Looking for variations? The possibilities are endless!

* Add some protein: Toss in some cooked Italian sausage, grilled shrimp, or chickpeas for a protein boost.
* Spice it up: A dash of cayenne pepper or a swirl of chili oil can add a delightful warmth.
* Get cheesy: Experiment with different cheeses! Goat cheese, feta, or even a dollop of ricotta would be delicious.
* Add some greens: Stir in some wilted spinach, kale, or arugula for added nutrients and flavor.
* Nutty crunch: Toasted pecans, walnuts, or pumpkin seeds would provide a satisfying crunch.
* Herbaceous delight: Fresh sage, thyme, or rosemary would enhance the autumnal flavors.

I’ve personally tried many of these variations, and each one brings a unique twist to the original recipe. Don’t be afraid to get creative and experiment with your own favorite ingredients!

I’m so confident that you’ll love this Butternut Squash Orzo that I wholeheartedly encourage you to give it a try. It’s a simple, satisfying, and utterly delicious dish that’s perfect for any occasion. Whether you’re cooking for yourself, your family, or a crowd, this recipe is sure to impress.

And now, for the most important part: I want to hear about your experience! Once you’ve made this Butternut Squash Orzo, please come back and share your thoughts in the comments below. Did you make any modifications? What did you think of the flavor? What did you serve it with? Your feedback is invaluable, and I can’t wait to hear what you think. Happy cooking!


Butternut Squash Orzo: A Delicious and Easy Recipe

Creamy and comforting Butternut Squash Orzo, cooked risotto-style with Parmesan cheese and fresh sage.

Save This Recipe
Prep Time20 minutes
Cook Time45 minutes
Total Time65 minutes
Yield4-6 servings
👨‍🍳By: Tessa
📂Category: Dinner
📊Difficulty: Easy
🌍Cuisine: American
🍽️Yield: 4-6 servings
🥗Dietary: Vegetarian

Ingredients

Instructions

Recipe Notes

  • Add protein: Grilled chicken, shrimp, or sausage would be delicious additions to this dish.
  • Use different vegetables: Feel free to substitute other roasted vegetables for the butternut squash, such as sweet potatoes, Brussels sprouts, or carrots.
  • Add greens: Stir in some wilted spinach or kale for added nutrients and flavor.
  • Make it vegan: Use vegan Parmesan cheese and vegetable broth to make this dish vegan. You can also substitute the butter with olive oil.
  • Spice it up: Add a pinch of red pepper flakes to the orzo while it’s cooking for a little heat.
  • Herbs: Rosemary or thyme can be used instead of sage.

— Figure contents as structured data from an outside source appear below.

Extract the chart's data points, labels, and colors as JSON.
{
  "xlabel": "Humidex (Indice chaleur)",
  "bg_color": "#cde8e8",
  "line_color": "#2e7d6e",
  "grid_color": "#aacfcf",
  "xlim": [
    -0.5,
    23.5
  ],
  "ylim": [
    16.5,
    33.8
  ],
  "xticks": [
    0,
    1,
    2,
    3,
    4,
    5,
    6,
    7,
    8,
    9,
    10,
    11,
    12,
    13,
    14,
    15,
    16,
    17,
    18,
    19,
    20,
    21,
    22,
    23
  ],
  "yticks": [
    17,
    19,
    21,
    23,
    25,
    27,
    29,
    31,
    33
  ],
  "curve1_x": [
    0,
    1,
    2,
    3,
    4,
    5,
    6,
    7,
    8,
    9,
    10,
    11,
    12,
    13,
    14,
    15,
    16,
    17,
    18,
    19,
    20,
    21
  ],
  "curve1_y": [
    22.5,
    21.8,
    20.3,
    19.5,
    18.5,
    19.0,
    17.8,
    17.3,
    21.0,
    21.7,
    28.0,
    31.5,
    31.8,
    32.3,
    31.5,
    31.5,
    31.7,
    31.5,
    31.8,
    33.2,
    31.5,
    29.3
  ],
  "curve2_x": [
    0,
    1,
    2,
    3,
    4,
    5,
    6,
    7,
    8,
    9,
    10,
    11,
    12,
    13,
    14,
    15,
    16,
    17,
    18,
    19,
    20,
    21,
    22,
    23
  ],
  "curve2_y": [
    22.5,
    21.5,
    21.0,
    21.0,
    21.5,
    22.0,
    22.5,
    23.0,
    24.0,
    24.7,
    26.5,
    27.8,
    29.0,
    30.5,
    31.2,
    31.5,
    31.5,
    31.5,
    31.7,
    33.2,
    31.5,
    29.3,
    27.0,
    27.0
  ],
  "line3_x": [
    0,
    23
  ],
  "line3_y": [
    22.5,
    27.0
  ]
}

Frequently Asked Questions

→ How do I ensure the bread stays moist?
Use fresh, ripe ingredients and avoid overmixing the batter. Store in an airtight container.
→ Can I substitute ingredients?
Yes, you can substitute similar ingredients while maintaining the basic ratios for best results.
→ How long does this bread keep?
Store tightly wrapped at room temperature for 2-3 days, or refrigerate for up to a week.
→ What if I don't have all the spices?
You can adjust spices to taste or substitute with similar warming spices.
→ Can I freeze this bread?
Yes, wrap individual slices and freeze for up to 3 months. Thaw at room temperature before serving.